| Reserve Bank governor Bimal Jalan and other officials on their way to announce the Monetary and Credit Policy for 2003-2004 in Mumbai on Tuesday. (PTI)
Mumbai, April 29: The Reserve Bank of India (RBI) today cautioned companies against unhedged borrowings of their foreign currency exposures. Such borrowings have been cited as a major reason for the downward movement of forward market premia on the dollar.
In the monetary and credit policy, the RBI noted that the sharp downward movement in forward premia has occurred because, at present, there seems to be a rush to sell dollars in the forward market by exporters and other entities in anticipation of further appreciation of the rupee vis-à-vis the dollar.
In response to this, there is also a rush to “borrow” dollars (for repayments later) and convert these into rupees now. If the rupee does appreciate, the borrowers of dollars expect to make a financial gain (as fewer rupees would be required to repay the “borrowed” dollars). This phenomenon is also reflected in banks going “short” on dollars during intra-day and inter-day foreign currency trades, the RBI noted.
The bank added that while demand for borrowing dollars for repayments later is strong, for the same reason, the demand by companies and others for purchasing dollars in exchange of rupees in the spot and forward markets has become weaker.

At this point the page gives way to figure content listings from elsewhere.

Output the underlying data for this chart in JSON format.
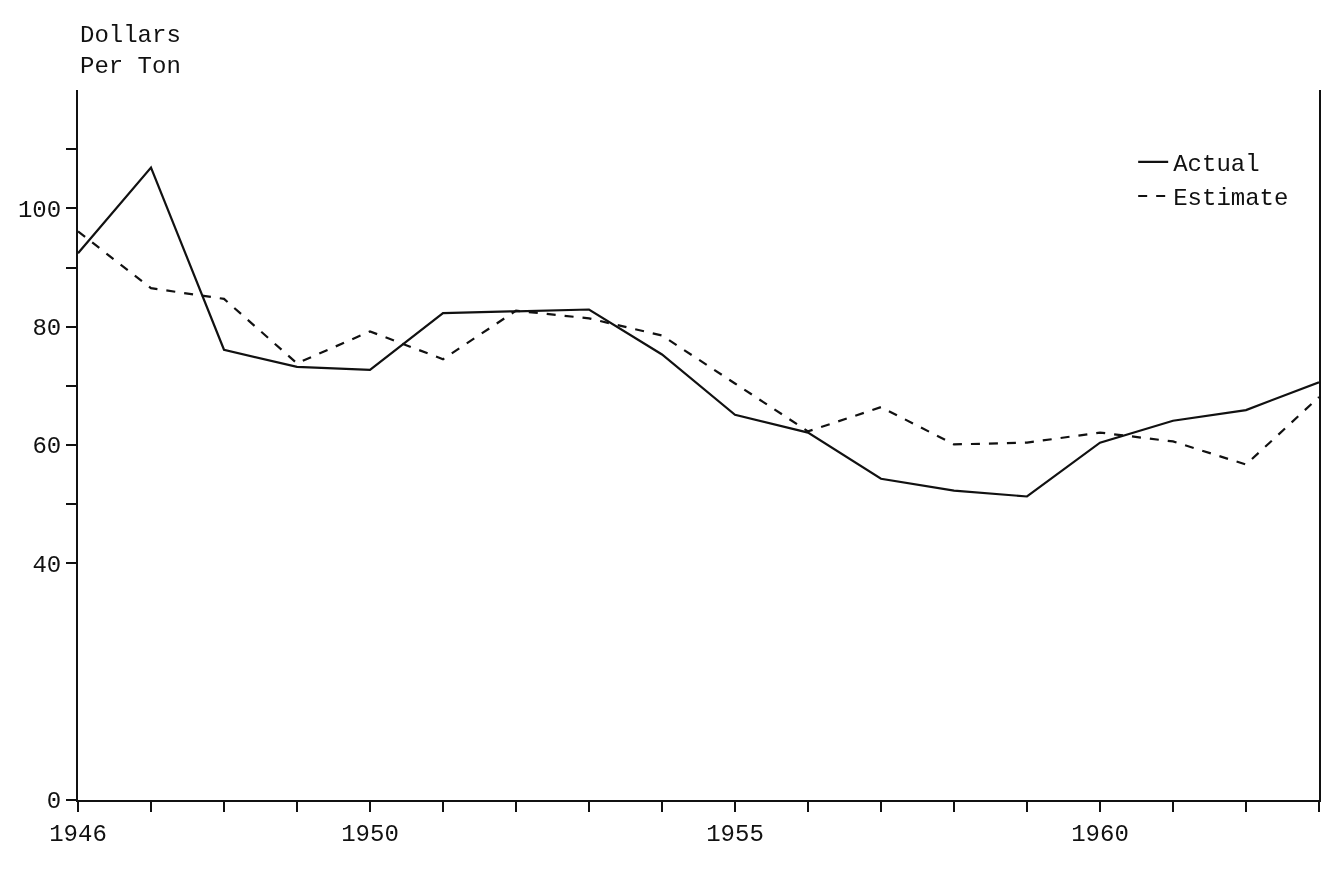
{
  "chart_data": {
    "type": "line",
    "ylabel": "Dollars\nPer Ton",
    "x": [
      1946,
      1947,
      1948,
      1949,
      1950,
      1951,
      1952,
      1953,
      1954,
      1955,
      1956,
      1957,
      1958,
      1959,
      1960,
      1961,
      1962,
      1963
    ],
    "series": [
      {
        "name": "Actual",
        "color": "#111111",
        "line_style": "solid",
        "values": [
          92.4,
          106.9,
          76.1,
          73.2,
          72.7,
          82.3,
          82.6,
          82.9,
          75.3,
          65.1,
          62.1,
          54.3,
          52.3,
          51.3,
          60.4,
          64.1,
          65.9,
          70.6
        ]
      },
      {
        "name": "Estimate",
        "color": "#111111",
        "line_style": "dashed",
        "values": [
          96.1,
          86.5,
          84.7,
          73.8,
          79.2,
          74.5,
          82.7,
          81.4,
          78.5,
          70.4,
          62.3,
          66.4,
          60.1,
          60.4,
          62.1,
          60.6,
          56.7,
          68.1
        ]
      }
    ],
    "xlim": [
      1946,
      1963
    ],
    "xticks": [
      1946,
      {
        "value": 1947,
        "label": null
      },
      {
        "value": 1948,
        "label": null
      },
      {
        "value": 1949,
        "label": null
      },
      1950,
      {
        "value": 1951,
        "label": null
      },
      {
        "value": 1952,
        "label": null
      },
      {
        "value": 1953,
        "label": null
      },
      {
        "value": 1954,
        "label": null
      },
      1955,
      {
        "value": 1956,
        "label": null
      },
      {
        "value": 1957,
        "label": null
      },
      {
        "value": 1958,
        "label": null
      },
      {
        "value": 1959,
        "label": null
      },
      1960,
      {
        "value": 1961,
        "label": null
      },
      {
        "value": 1962,
        "label": null
      },
      {
        "value": 1963,
        "label": null
      }
    ],
    "ylim": [
      0,
      120
    ],
    "yticks": [
      0,
      40,
      {
        "value": 50,
        "label": null
      },
      60,
      {
        "value": 70,
        "label": null
      },
      80,
      {
        "value": 90,
        "label": null
      },
      100,
      {
        "value": 110,
        "label": null
      }
    ],
    "grid": false,
    "legend": "top right",
    "marker": "none"
  }
}
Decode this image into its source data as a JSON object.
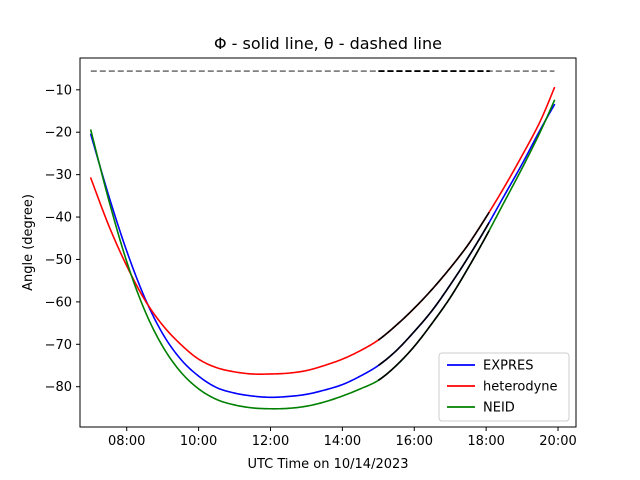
{
  "chart_data": {
    "type": "line",
    "title": "Φ - solid line, θ - dashed line",
    "xlabel": "UTC Time on 10/14/2023",
    "ylabel": "Angle (degree)",
    "xlim": [
      6.7,
      20.5
    ],
    "ylim": [
      -89.5,
      -2.5
    ],
    "x_ticks": [
      {
        "value": 8,
        "label": "08:00"
      },
      {
        "value": 10,
        "label": "10:00"
      },
      {
        "value": 12,
        "label": "12:00"
      },
      {
        "value": 14,
        "label": "14:00"
      },
      {
        "value": 16,
        "label": "16:00"
      },
      {
        "value": 18,
        "label": "18:00"
      },
      {
        "value": 20,
        "label": "20:00"
      }
    ],
    "y_ticks": [
      {
        "value": -10,
        "label": "−10"
      },
      {
        "value": -20,
        "label": "−20"
      },
      {
        "value": -30,
        "label": "−30"
      },
      {
        "value": -40,
        "label": "−40"
      },
      {
        "value": -50,
        "label": "−50"
      },
      {
        "value": -60,
        "label": "−60"
      },
      {
        "value": -70,
        "label": "−70"
      },
      {
        "value": -80,
        "label": "−80"
      }
    ],
    "grid": false,
    "legend_position": "lower-right",
    "series": [
      {
        "name": "EXPRES",
        "color": "#0000ff",
        "style": "solid",
        "x": [
          7.0,
          7.5,
          8.0,
          8.5,
          9.0,
          9.5,
          10.0,
          10.5,
          11.0,
          11.5,
          12.0,
          12.5,
          13.0,
          13.5,
          14.0,
          14.5,
          15.0,
          15.5,
          16.0,
          16.5,
          17.0,
          17.5,
          18.0,
          18.5,
          19.0,
          19.5,
          19.9
        ],
        "y": [
          -20.5,
          -35.0,
          -48.0,
          -59.0,
          -67.5,
          -73.5,
          -77.5,
          -80.2,
          -81.5,
          -82.2,
          -82.5,
          -82.3,
          -81.8,
          -80.8,
          -79.5,
          -77.5,
          -75.0,
          -71.5,
          -67.0,
          -62.0,
          -56.0,
          -49.5,
          -42.5,
          -35.0,
          -27.5,
          -19.5,
          -13.5
        ]
      },
      {
        "name": "heterodyne",
        "color": "#ff0000",
        "style": "solid",
        "x": [
          7.0,
          7.5,
          8.0,
          8.5,
          9.0,
          9.5,
          10.0,
          10.5,
          11.0,
          11.5,
          12.0,
          12.5,
          13.0,
          13.5,
          14.0,
          14.5,
          15.0,
          15.5,
          16.0,
          16.5,
          17.0,
          17.5,
          18.0,
          18.5,
          19.0,
          19.5,
          19.9
        ],
        "y": [
          -30.8,
          -42.0,
          -51.5,
          -59.5,
          -65.5,
          -70.0,
          -73.5,
          -75.5,
          -76.5,
          -77.0,
          -77.0,
          -76.8,
          -76.2,
          -75.0,
          -73.5,
          -71.5,
          -69.0,
          -65.5,
          -61.5,
          -57.0,
          -52.0,
          -46.5,
          -40.0,
          -33.0,
          -25.5,
          -17.5,
          -9.5
        ]
      },
      {
        "name": "NEID",
        "color": "#008000",
        "style": "solid",
        "x": [
          7.0,
          7.5,
          8.0,
          8.5,
          9.0,
          9.5,
          10.0,
          10.5,
          11.0,
          11.5,
          12.0,
          12.5,
          13.0,
          13.5,
          14.0,
          14.5,
          15.0,
          15.5,
          16.0,
          16.5,
          17.0,
          17.5,
          18.0,
          18.5,
          19.0,
          19.5,
          19.9
        ],
        "y": [
          -19.5,
          -36.0,
          -50.5,
          -62.0,
          -70.5,
          -76.5,
          -80.5,
          -83.0,
          -84.3,
          -85.0,
          -85.2,
          -85.1,
          -84.6,
          -83.6,
          -82.2,
          -80.5,
          -78.5,
          -75.0,
          -70.5,
          -65.0,
          -59.0,
          -52.0,
          -44.5,
          -36.5,
          -28.5,
          -20.0,
          -12.5
        ]
      }
    ],
    "theta_line": {
      "color": "#808080",
      "style": "dashed",
      "x": [
        7.0,
        19.9
      ],
      "y": [
        -5.6,
        -5.6
      ]
    },
    "highlight_segments": {
      "color": "#000000",
      "x_start": 15.0,
      "x_end": 18.1
    }
  }
}
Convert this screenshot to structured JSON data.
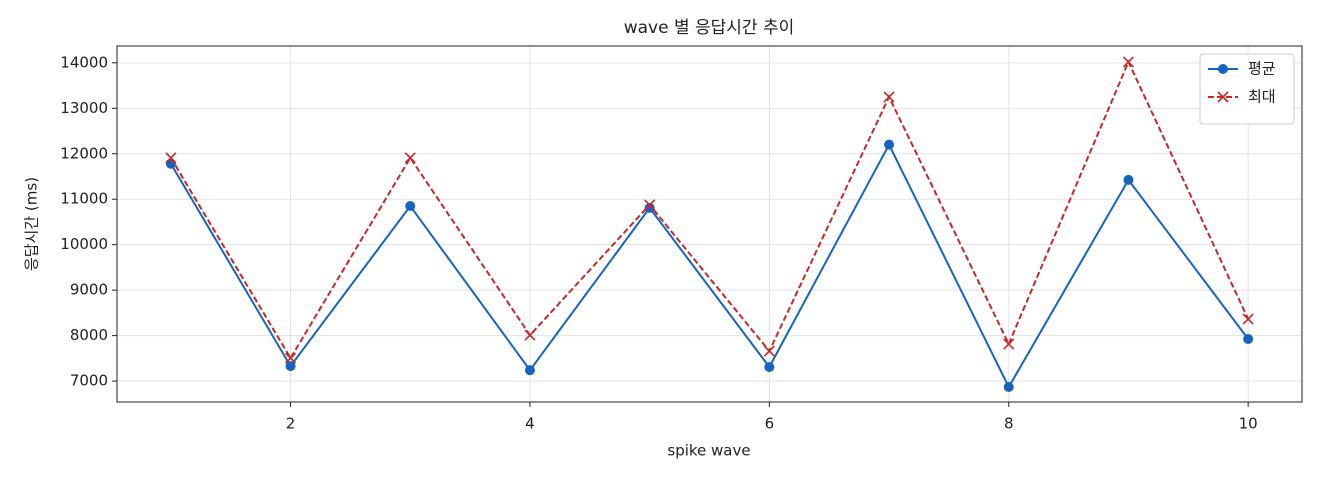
{
  "chart_data": {
    "type": "line",
    "title": "wave 별 응답시간 추이",
    "x_label": "spike wave",
    "y_label": "응답시간 (ms)",
    "x": [
      1,
      2,
      3,
      4,
      5,
      6,
      7,
      8,
      9,
      10
    ],
    "series": [
      {
        "name": "평균",
        "color": "#1565c0",
        "marker": "o",
        "linestyle": "solid",
        "values": [
          11780,
          7330,
          10850,
          7240,
          10810,
          7310,
          12200,
          6870,
          11425,
          7925
        ]
      },
      {
        "name": "최대",
        "color": "#c62828",
        "marker": "x",
        "linestyle": "dashed",
        "values": [
          11910,
          7505,
          11910,
          8010,
          10875,
          7660,
          13250,
          7815,
          14020,
          8365
        ]
      }
    ],
    "xlim": [
      0.55,
      10.45
    ],
    "ylim": [
      6540,
      14370
    ],
    "xticks": [
      2,
      4,
      6,
      8,
      10
    ],
    "yticks": [
      7000,
      8000,
      9000,
      10000,
      11000,
      12000,
      13000,
      14000
    ],
    "grid": true,
    "legend": "upper right"
  }
}
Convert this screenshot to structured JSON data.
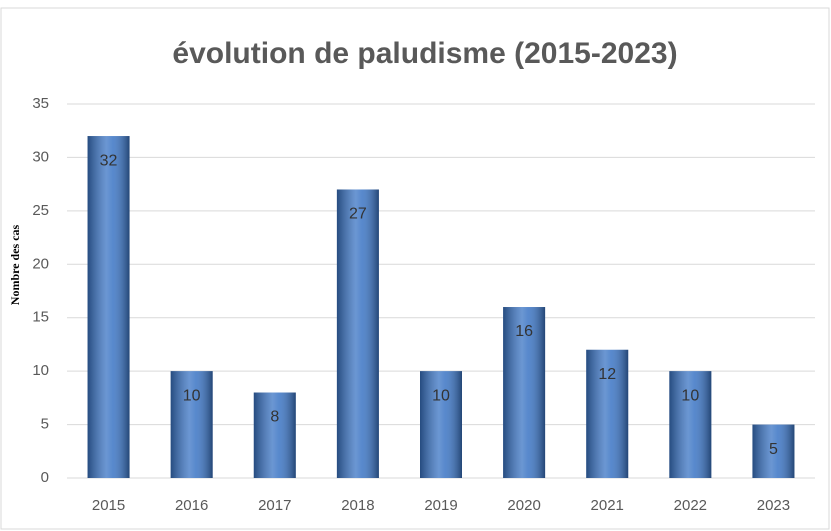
{
  "chart_data": {
    "type": "bar",
    "title": "évolution de paludisme (2015-2023)",
    "y_label": "Nombre des cas",
    "categories": [
      "2015",
      "2016",
      "2017",
      "2018",
      "2019",
      "2020",
      "2021",
      "2022",
      "2023"
    ],
    "values": [
      32,
      10,
      8,
      27,
      10,
      16,
      12,
      10,
      5
    ],
    "color": "#3a74c4",
    "ylim": [
      0,
      35
    ],
    "yticks": [
      0,
      5,
      10,
      15,
      20,
      25,
      30,
      35
    ],
    "grid": true
  }
}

This has resulted in companies and other market participants having larger unhedged exposures on their future dollar obligations. It has also led to some postponement of forward demand for dollars. These two phenomena, of higher incentive to sell or borrow dollars and lower demand for actual purchase of spot or forward dollars have put pressure on the forward premia.
The Reserve Bank said that it has received various suggestions from banks and other market participants to meet the demand for borrowed dollars, arising from expectations of a rising rupee. Here, it has been urged that banks should be permitted a higher level of foreign borrowings, and/or higher inflows of foreign currency deposits should be encouraged by increasing the ceiling interest rate on FCNR deposits.
RBI said that while it will continue to operate in the spot and forward markets as per its foreign exchange management policies, it is not in favour of increasing the unhedged borrowings by companies and short-term forex liabilities of banks in order to meet the demand for borrowed dollars that is arising from expectations regarding future movements in dollar-rupee exchange rate.
The central bank, therefore, clarified that at present, while there is an excess supply of dollars in both the spot and forward markets to meet all genuine transactions and investment demand by companies, banks and others, one-way expectations of exchange rate or premia may not always be fulfiled.
“It is of utmost importance, particularly in relatively thin developing country markets, that foreign currency exposures by companies and others are largely hedged or covered against anticipated foreign currency earnings. It may be recalled that a part of the problem that many emerging economies have faced in the past has been due to excessive unhedged foreign currency exposures,” RBI added.